As a single Catholic woman discerning her vocation, time and time again I have struggled with figuring out where I belong in the Catholic Church. Where does someone like me — someone who is open to God’s will yet is not a consecrated religious, consecrated virgin or married woman — fit into the Church and the Body of Christ? Sometimes I wonder, If I haven’t figured out my vocation yet, does this mean God is not calling me to any vocation?

The simple answer to the latter is no. Although the struggle to feel included in the Church is very real, I know my primary vocation is to holiness. As stated in Lumen Gentium (the Second Vatican Council’s Dogmatic Constitution on the Church), we all have received the universal call to holiness. Yet, even with this truth held close to my heart, and as I strive to follow God’s will in my daily life, there are days when I still feel a bit uneasy knowing I do not — and may never — fit into one of the secondary vocations.

While mine is not a traditional story, neither is it unique for many Catholic women. After feeling a call to the consecrated life, I entered two convents, but God’s will ultimately was not for me to remain there. Some women discern away from this vocation when God calls them in a different direction, but others, such as myself, experienced the woundedness that many, though not all, religious orders are suffering from — wounds caused by the broken humanity of those within the order. Unfortunately for me, despite my desire to become a religious sister, such wounds prevented me from following my vocational calling. What does it mean for those of us who have not turned away from a vocation to the consecrated life but have experienced roadblocks and wounds in the process?

Similarly, what about women who are drawn to a vocation to consecrated virginity but who don’t have the opportunity within their diocese, or who feel discouraged when the process is long and burdensome, or when the expectations for how to live the vocation are not realistic given the world we live in? Both are true scenarios that I have either personally experienced or witnessed from my friends when it comes to these consecrated vocations.

But this vocational crisis is not isolated to religious and consecrated life. What about women who are open to marriage but have not found a good, Christ-loving man to marry? While the Church promotes and encourages the vocation to marriage, finding a spouse who is a practicing Catholic and has a genuine love of the Faith can feel like finding a needle in a haystack, especially in our post-Christian society. There are so many men who call themselves “Catholic” yet find the very tenets of the Church laughable — such as going to Mass every Sunday, saving sex for marriage and not using contraception. Does this mean Catholic women who are faithful to the Church need to lower their standards to be able to get married? Surely not.
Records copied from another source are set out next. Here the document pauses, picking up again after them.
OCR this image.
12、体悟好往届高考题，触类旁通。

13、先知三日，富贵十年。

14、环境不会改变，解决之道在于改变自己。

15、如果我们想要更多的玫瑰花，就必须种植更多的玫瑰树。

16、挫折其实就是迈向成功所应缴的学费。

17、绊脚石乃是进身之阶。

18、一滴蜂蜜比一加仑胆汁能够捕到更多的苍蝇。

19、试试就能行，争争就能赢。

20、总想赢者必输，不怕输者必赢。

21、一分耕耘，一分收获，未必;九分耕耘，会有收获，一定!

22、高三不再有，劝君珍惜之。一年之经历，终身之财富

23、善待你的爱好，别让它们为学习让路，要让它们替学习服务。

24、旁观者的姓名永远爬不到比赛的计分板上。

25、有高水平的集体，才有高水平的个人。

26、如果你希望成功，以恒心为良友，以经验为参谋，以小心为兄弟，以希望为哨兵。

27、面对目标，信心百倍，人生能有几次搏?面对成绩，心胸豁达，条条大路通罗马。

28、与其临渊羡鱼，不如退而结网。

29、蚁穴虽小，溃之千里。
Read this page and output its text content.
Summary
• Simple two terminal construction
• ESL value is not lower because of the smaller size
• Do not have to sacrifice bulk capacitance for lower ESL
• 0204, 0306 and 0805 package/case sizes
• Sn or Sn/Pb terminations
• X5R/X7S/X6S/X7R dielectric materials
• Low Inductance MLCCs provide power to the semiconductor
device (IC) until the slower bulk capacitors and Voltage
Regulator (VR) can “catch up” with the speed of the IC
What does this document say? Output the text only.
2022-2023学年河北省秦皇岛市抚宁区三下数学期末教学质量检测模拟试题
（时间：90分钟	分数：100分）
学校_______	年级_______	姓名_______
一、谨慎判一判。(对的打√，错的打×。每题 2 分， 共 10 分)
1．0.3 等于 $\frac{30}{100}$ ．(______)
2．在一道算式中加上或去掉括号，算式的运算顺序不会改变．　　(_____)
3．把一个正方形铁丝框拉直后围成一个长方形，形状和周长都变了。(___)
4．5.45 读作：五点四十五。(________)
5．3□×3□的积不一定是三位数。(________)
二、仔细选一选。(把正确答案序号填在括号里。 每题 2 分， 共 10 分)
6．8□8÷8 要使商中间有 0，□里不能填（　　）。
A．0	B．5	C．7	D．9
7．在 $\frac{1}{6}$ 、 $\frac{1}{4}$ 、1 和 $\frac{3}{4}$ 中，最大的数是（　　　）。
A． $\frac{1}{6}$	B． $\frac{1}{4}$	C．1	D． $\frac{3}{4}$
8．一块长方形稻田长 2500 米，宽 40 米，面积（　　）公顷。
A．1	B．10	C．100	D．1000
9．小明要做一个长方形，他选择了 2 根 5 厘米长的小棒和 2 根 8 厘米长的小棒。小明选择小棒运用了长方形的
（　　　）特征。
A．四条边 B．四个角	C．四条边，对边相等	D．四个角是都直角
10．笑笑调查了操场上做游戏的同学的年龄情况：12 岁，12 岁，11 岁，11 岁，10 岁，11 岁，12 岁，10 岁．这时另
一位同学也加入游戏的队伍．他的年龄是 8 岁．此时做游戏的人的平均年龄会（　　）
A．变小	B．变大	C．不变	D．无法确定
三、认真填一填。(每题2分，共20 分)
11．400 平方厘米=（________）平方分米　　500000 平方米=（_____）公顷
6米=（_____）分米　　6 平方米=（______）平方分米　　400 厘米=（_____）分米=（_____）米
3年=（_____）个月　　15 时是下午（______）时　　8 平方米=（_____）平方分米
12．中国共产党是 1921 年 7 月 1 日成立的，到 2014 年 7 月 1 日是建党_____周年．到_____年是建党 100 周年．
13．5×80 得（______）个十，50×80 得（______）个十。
Yet, the big question remains: Where does this leave a single Catholic woman like myself, women who may never enter into an earthly vocation?

Each woman has to answer this question for herself. While I wish I could spend my days working in a parish and be of any assistance to the pastor, similar to my apostolate in my former religious community, the reality is that I cannot afford to only work in the parish. Instead, I help out when I am able, and I love every minute of it, grateful that God has permitted me to keep doing what I love, even in a smaller way. And that has to be enough for me.

St. Catherine of Sienna once said, “Be who God meant you to be, and you will set the world on fire.” This has become my life’s motto. As a single Catholic woman I am striving to become holy, and continue to follow my beloved Lord, Jesus Christ. I may not be a bride of Christ as a religious sister, but I am a bride of Christ as a member of the Church. Regardless of whether or not I one day stand before an altar and profess public vows, Christ will always be the beloved of my heart and my spouse. And he is enough.